Linda-House, ése trozo de mi Habana que me niego a perder

Siempre consideré los viernes el mejor día de la semana, pero esos, en concreto, fueron especiales.


Conforme daban las cuatro sabía que tú estabas esperándome. Salía de la oficina envuelta en ilusión, despidiéndome de todos, para ir, como una bala al parqueo en busca de tu inseparable lada azul. Tu ya me estabas esperando, al verme encendías motor y yo montaba en el carro, sabiendo que de ahí a la luna había una distancia chiquita. Con la música como tercer pasajero, ponías el piloto automático hacia la panadería de Línea con Paseo, para nosotros la mejor dulcería de La Habana . Siempre fiel a nuestros gustos, apostábamos sobre seguro: Cuatro señoritas, dos de crema y dos de chocolate, y continuábamos camino hasta llegar a Linda-house, donde se paraban los relojes.

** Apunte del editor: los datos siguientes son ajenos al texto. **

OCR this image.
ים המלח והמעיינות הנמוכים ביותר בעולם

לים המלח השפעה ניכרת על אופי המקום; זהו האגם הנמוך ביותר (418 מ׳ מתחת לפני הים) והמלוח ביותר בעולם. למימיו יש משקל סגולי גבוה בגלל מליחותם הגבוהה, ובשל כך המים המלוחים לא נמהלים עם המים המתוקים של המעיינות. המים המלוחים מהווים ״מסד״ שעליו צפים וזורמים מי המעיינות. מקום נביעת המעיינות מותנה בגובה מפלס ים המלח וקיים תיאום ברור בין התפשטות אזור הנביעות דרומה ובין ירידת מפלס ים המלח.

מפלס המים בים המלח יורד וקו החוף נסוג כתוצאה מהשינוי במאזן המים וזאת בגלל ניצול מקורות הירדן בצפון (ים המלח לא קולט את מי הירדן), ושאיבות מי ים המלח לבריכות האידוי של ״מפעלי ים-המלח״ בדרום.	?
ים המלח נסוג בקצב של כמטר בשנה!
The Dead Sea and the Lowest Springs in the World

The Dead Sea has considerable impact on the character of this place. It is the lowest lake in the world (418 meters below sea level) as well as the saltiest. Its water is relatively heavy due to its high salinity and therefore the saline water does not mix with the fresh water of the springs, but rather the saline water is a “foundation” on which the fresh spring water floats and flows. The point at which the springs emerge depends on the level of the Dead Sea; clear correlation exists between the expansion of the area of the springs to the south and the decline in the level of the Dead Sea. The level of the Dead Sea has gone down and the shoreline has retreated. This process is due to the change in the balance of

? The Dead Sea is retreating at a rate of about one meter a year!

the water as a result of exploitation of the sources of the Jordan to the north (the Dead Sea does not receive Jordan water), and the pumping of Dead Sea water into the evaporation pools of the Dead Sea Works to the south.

En esa casa aprendí que en la vida, además de obligaciones, había ciertas licencias, donde se pausaba el tiempo y se construían los sueños. Esos momentos eran tan nuestros...Dejábamos dentro del Lada los problemas cotidianos. y entrábamos en una casa que nos bañaba de una energía espectacular. .En la terraza, entre pasteles y el más rico café que yo he tomado nunca, a ritmo de buenas risas y charla inteligente, invocábamos sueños y nostalgias. Ellos eran los protagonistas de todas nuestras conversaciones. Y aunque no conseguíamos arreglar el mundo, si limpiábamos dolores y remendábamos ilusiones.


El último viernes antes de mi regreso a Madrid, conforme me despedía y cerraba la puerta del carro supe que pocas cosas extrañaría tanto de la Habana como esas tardes de café. Recuerdo que tú conducías en silencio. Mirabas de reojo como apretaba con fuerza, entre mis dedos, el regalazo de La Mima: Un trapito de ganchillo, cuadrado hecho por ella.

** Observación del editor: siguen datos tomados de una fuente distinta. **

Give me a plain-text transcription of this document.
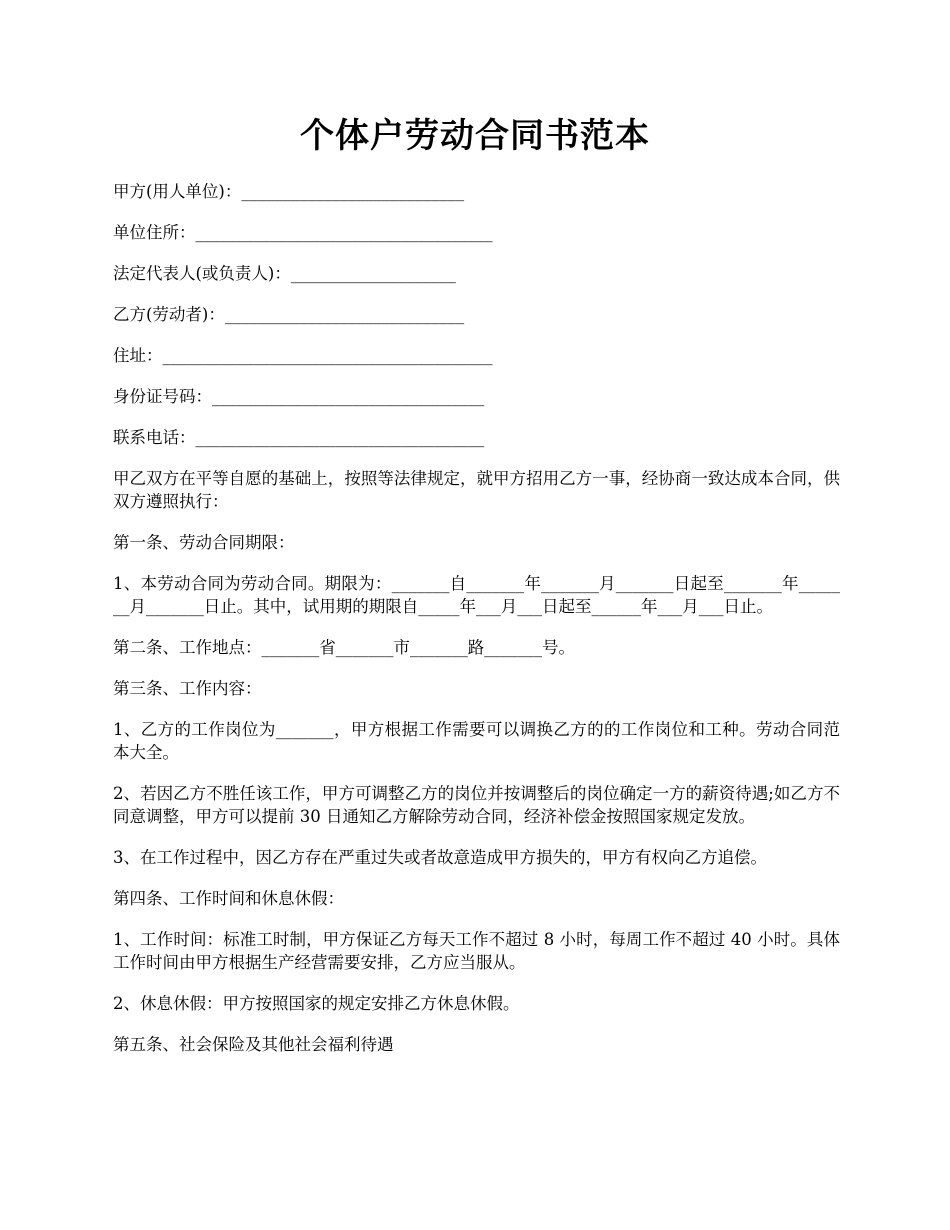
个体户劳动合同书范本
甲方(用人单位)：___________________________
单位住所：____________________________________
法定代表人(或负责人)：____________________
乙方(劳动者)：_____________________________
住址：________________________________________
身份证号码：_________________________________
联系电话：___________________________________

甲乙双方在平等自愿的基础上，按照等法律规定，就甲方招用乙方一事，经协商一致达成本合同，供双方遵照执行：

第一条、劳动合同期限：

1、本劳动合同为劳动合同。期限为：_______自_______年_______月_______日起至_______年_______月_______日止。其中，试用期的期限自_____年___月___日起至______年___月___日止。

第二条、工作地点：_______省_______市_______路_______号。

第三条、工作内容：

1、乙方的工作岗位为_______，甲方根据工作需要可以调换乙方的的工作岗位和工种。劳动合同范本大全。

2、若因乙方不胜任该工作，甲方可调整乙方的岗位并按调整后的岗位确定一方的薪资待遇;如乙方不同意调整，甲方可以提前 30 日通知乙方解除劳动合同，经济补偿金按照国家规定发放。

3、在工作过程中，因乙方存在严重过失或者故意造成甲方损失的，甲方有权向乙方追偿。

第四条、工作时间和休息休假：

1、工作时间：标准工时制，甲方保证乙方每天工作不超过 8 小时，每周工作不超过 40 小时。具体工作时间由甲方根据生产经营需要安排，乙方应当服从。

2、休息休假：甲方按照国家的规定安排乙方休息休假。

第五条、社会保险及其他社会福利待遇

Cuatro años hace que marché. Quien me haya visitado en Madrid habrán podido ver en mi salón aquel trapito que no se empaquetó en cajas con el resto de la mudanza. Viajó en la maleta de mano, conmigo, porque lo vivido siempre ha de tener un lugar especial donde se cuece el presente, y Linda - house es un trozo de mi Habana que me niego a perder.